The study is part of a wider research project, 'Wastes and Strays: the past, present and future of English urban commons', carried out by the universities of Newcastle, Portsmouth, Exeter and Sheffield. The project is funded for three years by the Art and Humanities Research Council.
In-Common Sites responds to two mutually informing priorities of the Futures strand of the 'Wastes and Strays' project. Firstly, to work in partnership with local people to (i) trace and record existing usages and popular perceptions of urban commons and (ii) generate ideas for the future of their own commons. Secondly, to trial new methods of engaging communities with commons’ history, legal status, and vital health and cultural potential. In this way, the work combines an analysis of the behaviours and perceptions of city dwellers around their urban commons and develops methods and methodological knowledge of applied performance and arts-based methods in participatory research.
In-Common Sites uses participatory arts, performance and design-based practices to collate and understand a range of cultural interpretations of urban commons and to gain a better understanding of how a creative co-inquiry approach engages different communities in research as co-producers of knowledge. It takes a participatory action research (PAR) approach. Community participants engage in a series of creative fieldwork tasks that enable them to explore their urban commons in their own time while maintaining social distancing. The creative inquiries invite participants to walk, observe and interact with their urban common field sites using creative tools such as map-making, storytelling, sketching, the re-enactment of historical and everyday practices, creative writing, reflection, photography and field-recording. Each inquiry is themed; it draws upon an aspect of the historical development, current status or popular perception of the urban common to prompt playful investigation and interpretation. Themes pay attention to (i) issues raised by local citizens in community-based walking conversations, (ii) research into the urban commons’ histories (enclosure, protests) and legal status (byelaws), and (iii) current theories of ‘commoning’ (conservation, stewardship). Taking a thematic approach aims to amplify the potential for participants to reflect on commonalities and differences across the four urban commons field sites and their lived experience. It generates ‘collections’ of interpretative responses, which will be collated into a series of artworks for exhibition.

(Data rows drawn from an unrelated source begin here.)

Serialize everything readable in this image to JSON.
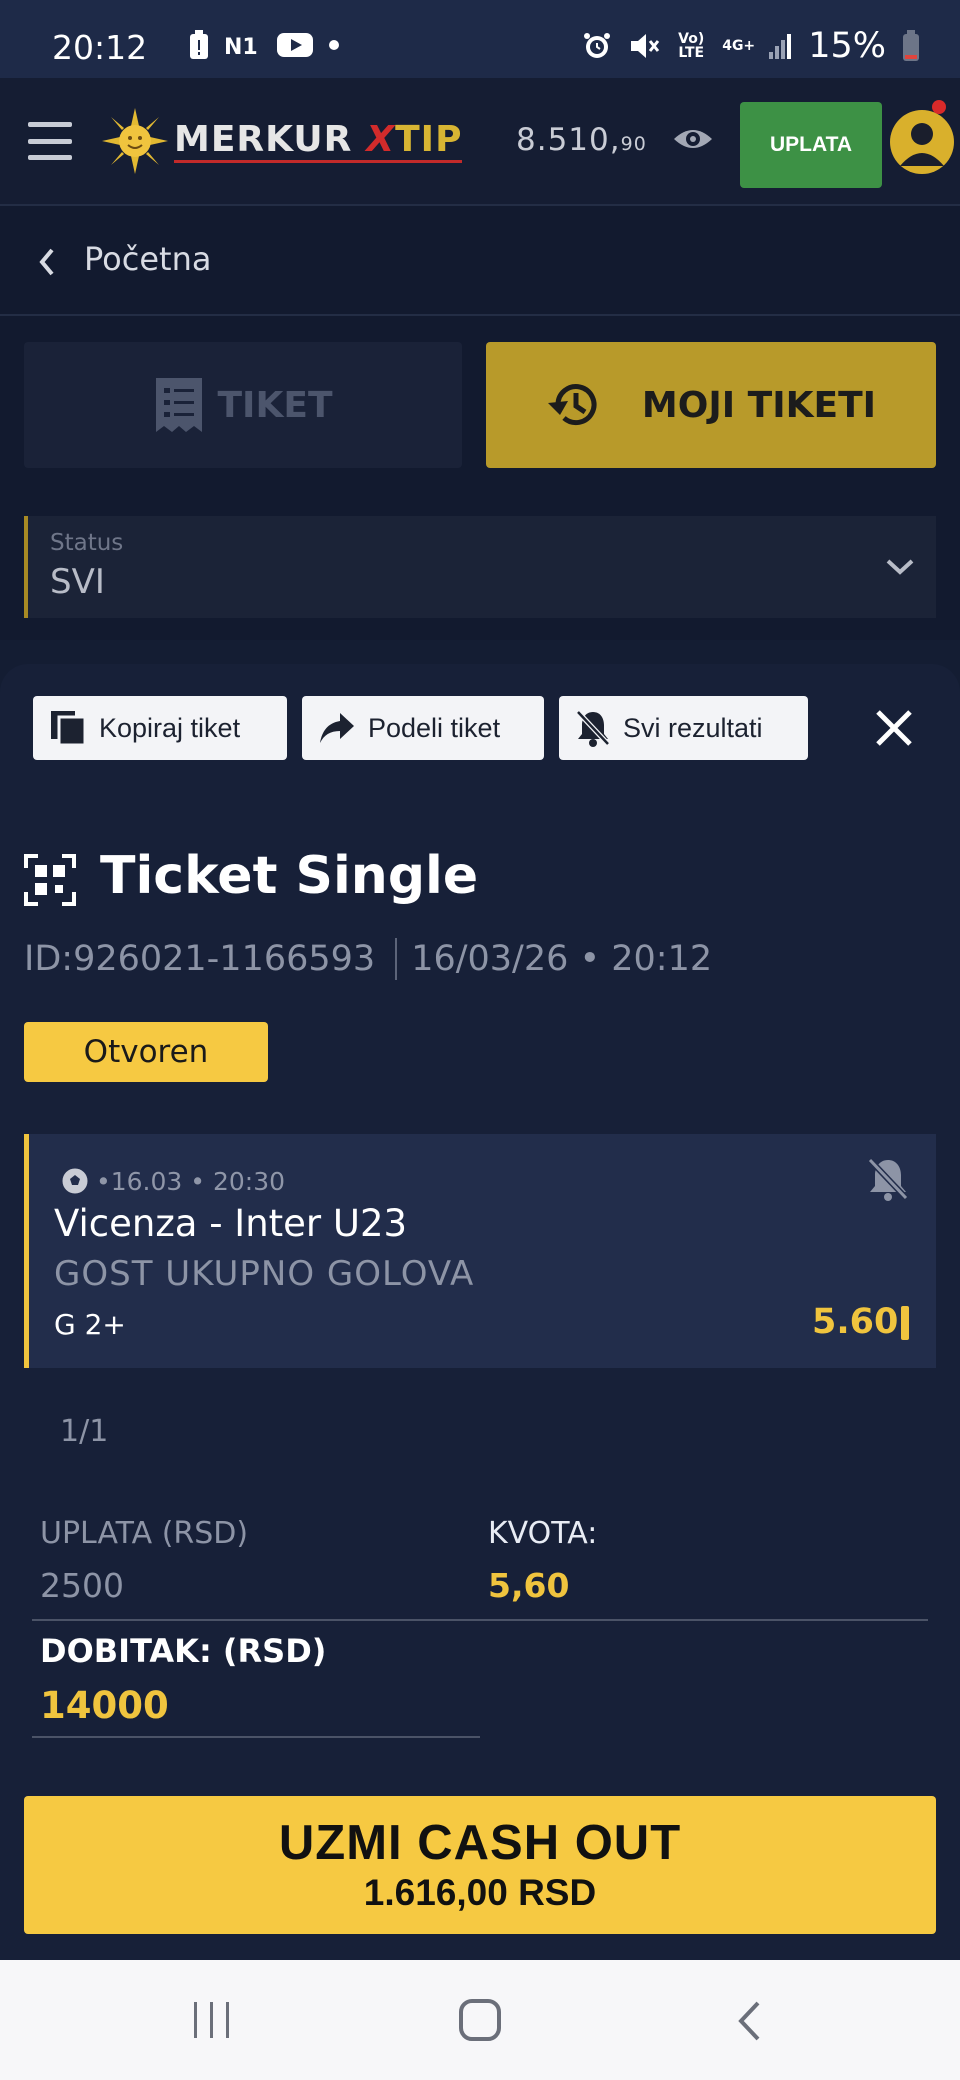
{
  "status_bar": {
    "time": "20:12",
    "left_icons": [
      "battery-saver-icon",
      "n1-app-icon",
      "youtube-icon",
      "notification-dot-icon"
    ],
    "right_icons": [
      "alarm-icon",
      "mute-icon",
      "volte-icon",
      "4g-icon",
      "signal-icon"
    ],
    "volte_label": "Vo) LTE",
    "network_label": "4G+",
    "battery": "15%"
  },
  "header": {
    "logo_main": "MERKUR",
    "logo_x": "X",
    "logo_tip": "TIP",
    "balance_main": "8.510,",
    "balance_decimals": "90",
    "deposit_label": "UPLATA",
    "colors": {
      "deposit": "#3d9145",
      "accent": "#f6c942"
    }
  },
  "breadcrumb": {
    "label": "Početna"
  },
  "tabs": {
    "tiket": "TIKET",
    "moji_tiketi": "MOJI TIKETI"
  },
  "status_filter": {
    "label": "Status",
    "value": "SVI"
  },
  "ticket": {
    "actions": {
      "copy": "Kopiraj tiket",
      "share": "Podeli tiket",
      "all_results": "Svi rezultati"
    },
    "title": "Ticket Single",
    "id": "ID:926021-1166593",
    "datetime": "16/03/26 • 20:12",
    "status_badge": "Otvoren",
    "match": {
      "date": "•16.03 • 20:30",
      "teams": "Vicenza - Inter U23",
      "market": "GOST UKUPNO GOLOVA",
      "pick": "G 2+",
      "odd": "5.60"
    },
    "pager": "1/1",
    "stake_label": "UPLATA (RSD)",
    "stake_value": "2500",
    "odds_label": "KVOTA:",
    "odds_value": "5,60",
    "win_label": "DOBITAK: (RSD)",
    "win_value": "14000",
    "cashout_title": "UZMI CASH OUT",
    "cashout_amount": "1.616,00 RSD"
  }
}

In-Common Sites is a creative participatory research project celebrating the rich social, cultural and ecological value of English urban commons. In collaboration with inhabitants in four cities - Bristol, Norwich, Newcastle upon Tyne and Brighton - the project charts on-the-ground experiences of urban commons and co-creates visions for their possible futures.

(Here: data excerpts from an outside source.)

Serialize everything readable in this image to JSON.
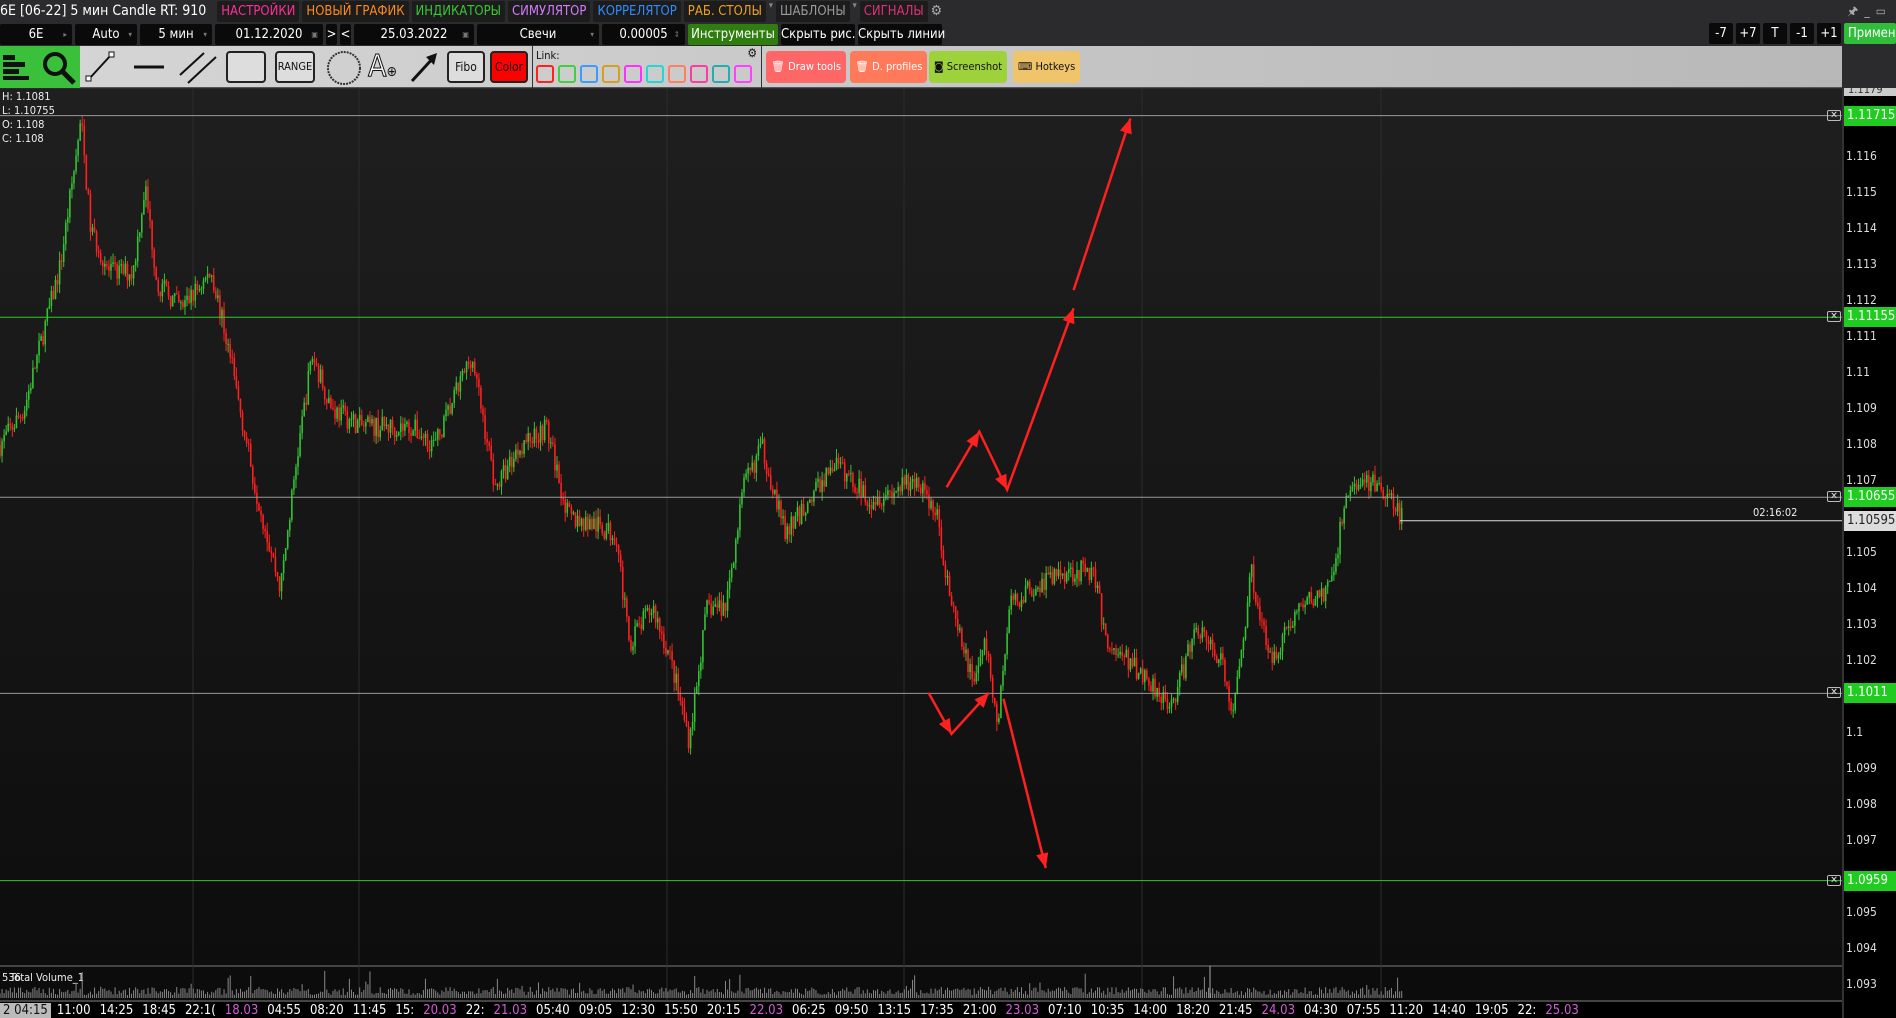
{
  "header": {
    "title": "6E [06-22] 5 мин Candle RT: 910",
    "menu": [
      {
        "label": "НАСТРОЙКИ",
        "color": "#ff2f9a"
      },
      {
        "label": "НОВЫЙ ГРАФИК",
        "color": "#ff8a1c"
      },
      {
        "label": "ИНДИКАТОРЫ",
        "color": "#39c634"
      },
      {
        "label": "СИМУЛЯТОР",
        "color": "#d37cff"
      },
      {
        "label": "КОРРЕЛЯТОР",
        "color": "#2f8cff"
      },
      {
        "label": "РАБ. СТОЛЫ",
        "color": "#f0a020"
      },
      {
        "label": "ШАБЛОНЫ",
        "color": "#9a9a9a"
      },
      {
        "label": "СИГНАЛЫ",
        "color": "#e0307a"
      }
    ]
  },
  "controls": {
    "symbol": "6E",
    "scale": "Auto",
    "timeframe": "5 мин",
    "date_from": "01.12.2020",
    "next": ">",
    "prev": "<",
    "date_to": "25.03.2022",
    "chart_type": "Свечи",
    "tick_size": "0.00005",
    "instruments": "Инструменты",
    "hide_drawings": "Скрыть рис.",
    "hide_lines": "Скрыть линии",
    "right_buttons": [
      "-7",
      "+7",
      "T",
      "-1",
      "+1"
    ],
    "apply": "Применить"
  },
  "toolbar": {
    "range": "RANGE",
    "fibo": "Fibo",
    "color": "Color",
    "link_label": "Link:",
    "link_colors": [
      "#ff2020",
      "#40d040",
      "#3a9cff",
      "#d4a020",
      "#ff30ff",
      "#20d8d8",
      "#ff8060",
      "#ff3aa0",
      "#20b0b0",
      "#ff40ff"
    ],
    "draw_tools": "Draw tools",
    "d_profiles": "D. profiles",
    "screenshot": "Screenshot",
    "hotkeys": "Hotkeys"
  },
  "ohlc": {
    "h": "H: 1.1081",
    "l": "L: 1.10755",
    "o": "O: 1.108",
    "c": "C: 1.108"
  },
  "chart_data": {
    "type": "candlestick",
    "symbol": "6E",
    "timeframe": "5 мин",
    "price_ticks": [
      "1.116",
      "1.115",
      "1.114",
      "1.113",
      "1.112",
      "1.111",
      "1.11",
      "1.109",
      "1.108",
      "1.107",
      "1.105",
      "1.104",
      "1.103",
      "1.102",
      "1.1",
      "1.099",
      "1.098",
      "1.097",
      "1.095",
      "1.094",
      "1.093"
    ],
    "top_tick": "1.1179",
    "levels": [
      {
        "price": "1.11715",
        "line": "#9a9a9a"
      },
      {
        "price": "1.11155",
        "line": "#2fc82f"
      },
      {
        "price": "1.10655",
        "line": "#9a9a9a"
      },
      {
        "price": "1.1011",
        "line": "#9a9a9a"
      },
      {
        "price": "1.0959",
        "line": "#2fc82f"
      }
    ],
    "current_price": "1.10595",
    "countdown": "02:16:02",
    "volume_label": "Total Volume_1",
    "volume_value": "536",
    "time_labels": [
      "2 04:15",
      "11:00",
      "14:25",
      "18:45",
      "22:1(",
      "18.03",
      "04:55",
      "08:20",
      "11:45",
      "15:",
      "20.03",
      "22:",
      "21.03",
      "05:40",
      "09:05",
      "12:30",
      "15:50",
      "20:15",
      "22.03",
      "06:25",
      "09:50",
      "13:15",
      "17:35",
      "21:00",
      "23.03",
      "07:10",
      "10:35",
      "14:00",
      "18:20",
      "21:45",
      "24.03",
      "04:30",
      "07:55",
      "11:20",
      "14:40",
      "19:05",
      "22:",
      "25.03"
    ],
    "up_color": "#34c234",
    "down_color": "#ff2020",
    "annotation_color": "#ff2020"
  }
}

For In-Common Sites, community participants engage with a series of creative tasks and co-inquiries to explore their local urban common - its history, habitat and community assets. The creative inquiries invite participants to observe, record and interact with the urban common field sites using creative tools such as map-making, storytelling, sketching, reenactment, poetic writing, photography and field-recording. Each inquiry is themed, drawing on an aspect of common’s history, ecology and popular use, or the notion of commoning, to prompt playful investigation and interpretation. Participants are encouraged to document and share their explorations. The stories, traditions, unique habitats and re-imaginings captured by participating ‘commoners’ will be collated into a series of artworks. In this way, the observations and insights participants generate can be networked together across the four urban commons.